Yazıyı dikkatle okudum, sonra yazar hakkında internette araştırma yaptım, utangaç bir AKPli değil, yazdıklarında samimi, ancak bilmeden AKP'ye hizmet ediyor, anlatayım: Türkiye siyasetini iyi takip ederim, her sabah Fatih Altaylı'yı izlerim. Çünkü Altaylı her dönemde güç sahipleri ile çatışmış, kimseye boyun eğmemiş bir duruştur, onu iyi takip edin. Yazınızda CHP yerine İyi Parti'ye destek verilmesini savunuyor, bu önyargıdan sonra gerekçe üretiyorsunuz. CHP'ye ve CHP'nin adayına karşı gelmek iyiniyetle bile olsa AKP'ye ve Tayyip'e hizmettir. O zaman gidin Tayyip'e oy verin, çünkü sonuçta yine Tayyip'e hizmet edeceksiniz. CHP Atatürk'ün yolundadır, nasıl ki atamız her dönem pragmatik bir şekilde döneme uygun bir söylem seçmişse CHP de onun izinden giderek aynısını yapmakta, Kürtler'in sorunu varsa bu sorunu görmezden gelmemektedir, bu AKP'ye uymak değil, AKP'yi yetersiz bulup Kürt Sorunu'nda el yükseltmek demektir. AKP'nin amacı kendine hizmet, CHP'nin amacı ise sorunu çözmektir.

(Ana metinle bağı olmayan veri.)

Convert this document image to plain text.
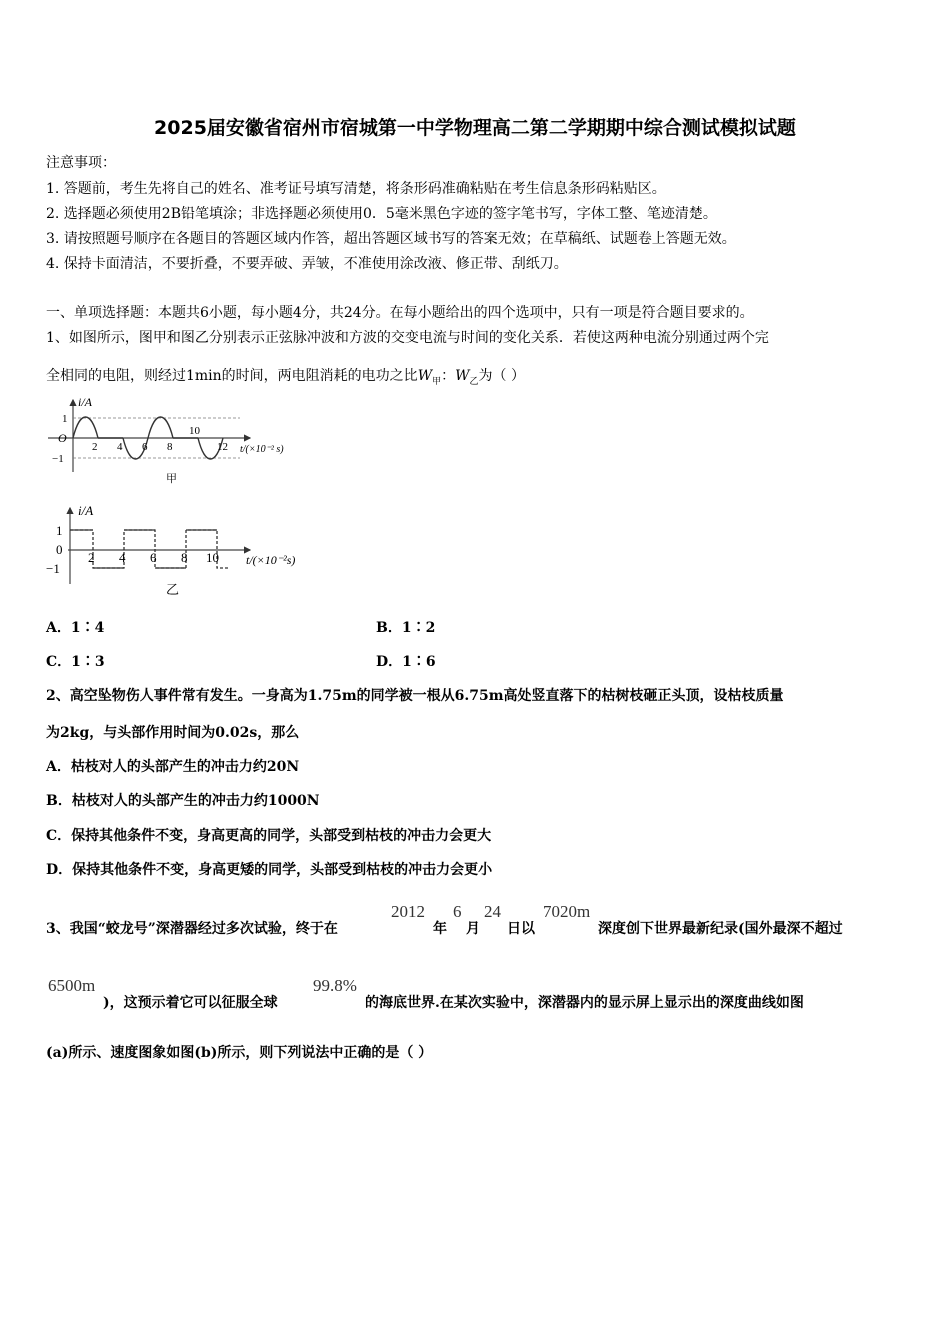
2025届安徽省宿州市宿城第一中学物理高二第二学期期中综合测试模拟试题
注意事项：
1. 答题前，考生先将自己的姓名、准考证号填写清楚，将条形码准确粘贴在考生信息条形码粘贴区。
2. 选择题必须使用2B铅笔填涂；非选择题必须使用0．5毫米黑色字迹的签字笔书写，字体工整、笔迹清楚。
3. 请按照题号顺序在各题目的答题区域内作答，超出答题区域书写的答案无效；在草稿纸、试题卷上答题无效。
4. 保持卡面清洁，不要折叠，不要弄破、弄皱，不准使用涂改液、修正带、刮纸刀。
一、单项选择题：本题共6小题，每小题4分，共24分。在每小题给出的四个选项中，只有一项是符合题目要求的。
1、如图所示，图甲和图乙分别表示正弦脉冲波和方波的交变电流与时间的变化关系．若使这两种电流分别通过两个完
全相同的电阻，则经过1min的时间，两电阻消耗的电功之比$W_甲$：$W_乙$为（ ）
i/A
1
O
−1
2 4 6 8
10
12 t/(×10⁻² s)
甲
i/A
1
0
−1
2 4 6 8 10 t/(×10⁻²s)
乙
A．1∶4	B．1∶2
C．1∶3	D．1∶6
2、高空坠物伤人事件常有发生。一身高为1.75m的同学被一根从6.75m高处竖直落下的枯树枝砸正头顶，设枯枝质量
为2kg，与头部作用时间为0.02s，那么
A．枯枝对人的头部产生的冲击力约20N
B．枯枝对人的头部产生的冲击力约1000N
C．保持其他条件不变，身高更高的同学，头部受到枯枝的冲击力会更大
D．保持其他条件不变，身高更矮的同学，头部受到枯枝的冲击力会更小
3、我国“蛟龙号”深潜器经过多次试验，终于在
2012
年
6
月
24
日以
7020m
深度创下世界最新纪录(国外最深不超过
6500m
)，这预示着它可以征服全球
99.8%
的海底世界.在某次实验中，深潜器内的显示屏上显示出的深度曲线如图
(a)所示、速度图象如图(b)所示，则下列说法中正确的是（ ）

Birkaç nesil yaşlı milliyeçi siyasetçi ölmeden bir halt değişmez.Türk milliyetçiliğinin potansiyeline ulaşamamasının önündeki iki büyük engel var.Birincisi 2000 öncesinin kafa yapısıyla bugün milliyetçilik yapmaya çalışan,kendi doktrinini parti doktrini yapan rahip kral gibi parti liderleri.İkincisi ise bu yaşlı liderlerin partilerde yukarıdan aşağı kurduğu lider sultası ki bu da partilerde ne bir görüş ne bir kişinin sivrilmesine olanak sağlıyor.
İyi Parti de aynı hatalara düştü. Altılı masaya hiç oturmayacaklardı. Şimdi Müsavat Dervişoğlu'nun partiye başkan olması, geçmiş her şeyi unutturmuyor. Sokaktaki halk dün dündür, bugün bugündür demiyor. Bu kadar kolay dönemiyor. Bu nedenle İyi Parti ana muhalefete soyunmak istiyorsa, çok dikkatli olmalıdır. Güven kolay kolay geri kazanılmaz. Ayrıca İyi Parti mevcut durumda muhalefet konusunda zayıf kalıyor. Zafer Partisi tek başına çok daha iyi bir muhalefet sergiliyor. Halk artık keskin çizgiler görmek istiyor. Bulanık sözler, bulanık ve her yöne çekilebilecek tavırlar değil. Ben öyle demek istemedim, ben bunu kast etmemiştim gibi cümleler kurulmasına neden olmayacak kadar açık, seçik net ve keskin bir tavır. Kürt meselesi gibi konularda çok keskin ve net bir duruş. Milletin hasret kaldığı şey dürüstlük ve mertlik. Bunu nerede bulursa oraya gidecektir.